Joe G Greener,Kiarash Jamali
DOI: https://doi.org/10.1101/2022.11.28.518224
2024-04-18
Abstract:Comparing and searching protein structures independent of primary sequence has proved useful for remote homology detection, function annotation and protein classification. Fast and accurate methods to search with structures will be essential to make use of the vast databases that have recently become available, in the same way that fast protein sequence searching underpins much of bioinformatics. We train a simple graph neural network using supervised contrastive learning to learn a low-dimensional embedding of protein structure. The method, called Progres, is available at . It has accuracy comparable to the best current methods and can search the AlphaFold database TED domains in a tenth of a second per query on CPU.
Bioinformatics
What problem does this paper attempt to address?
This paper mainly discusses how to search protein structures quickly to solve the problem of efficient searching for similar structures in large databases. Although current methods are accurate, they are slow when dealing with large databases. The researchers trained a simple graph neural network (GNN) using supervised contrastive learning to learn low-dimensional protein structure embeddings, which is called Progres. Progres can independently compare protein structures at the primary sequence level and achieve fast searching by comparing the cosine similarity of embedding vectors. This method is as accurate as the existing best methods such as Dali and Foldseek-TM, and it can search the TED domains in the AlphaFold database at a speed of about one-tenth of a second per query structure on a CPU. The paper first introduces various methods for protein structure comparison, and then proposes to use GNN and supervised contrastive learning to learn structure embeddings to enable faster comparison between structures.
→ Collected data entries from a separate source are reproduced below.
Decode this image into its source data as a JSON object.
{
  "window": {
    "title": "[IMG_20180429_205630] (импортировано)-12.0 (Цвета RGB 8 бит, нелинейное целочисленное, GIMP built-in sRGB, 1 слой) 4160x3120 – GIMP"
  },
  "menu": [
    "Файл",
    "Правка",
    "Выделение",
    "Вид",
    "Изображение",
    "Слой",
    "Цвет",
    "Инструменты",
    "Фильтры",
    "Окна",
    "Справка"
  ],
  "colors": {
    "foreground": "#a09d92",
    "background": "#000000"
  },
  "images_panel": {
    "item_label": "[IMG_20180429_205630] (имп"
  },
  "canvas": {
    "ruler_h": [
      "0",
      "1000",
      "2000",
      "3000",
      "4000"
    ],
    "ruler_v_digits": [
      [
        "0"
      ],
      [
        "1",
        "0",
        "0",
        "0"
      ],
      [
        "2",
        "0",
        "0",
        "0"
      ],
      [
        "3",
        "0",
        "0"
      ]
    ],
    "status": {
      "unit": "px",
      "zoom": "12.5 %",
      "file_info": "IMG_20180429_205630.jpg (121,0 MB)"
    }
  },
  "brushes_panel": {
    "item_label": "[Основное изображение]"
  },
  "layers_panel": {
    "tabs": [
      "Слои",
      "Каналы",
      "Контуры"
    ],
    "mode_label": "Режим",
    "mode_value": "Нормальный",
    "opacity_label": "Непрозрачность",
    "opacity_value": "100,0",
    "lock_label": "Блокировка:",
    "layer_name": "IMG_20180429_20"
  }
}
Experimental results show that Progres performs well in detecting remote homology, protein classification, and structure searching, especially in all-beta domains, small domains, and high-contact order domains. Although it performs slightly weaker on membrane proteins and large domains, overall, Progres is more effective in detecting homology than sequence-based methods. In addition, the paper also discusses the influence of embedding dimension on the performance of the model, pointing out that the performance significantly drops when the dimension is below 32. Progres is fast in searching individual structures against large precomputed databases, especially when accelerated with FAISS, it can achieve a search time of about one-tenth of a second per query structure on a CPU. Finally, the authors emphasize the potential of Progres in applications such as protein structure searching, cluster analysis, and design, as well as the advantage of utilizing low-dimensional folding space in structurally rich databases.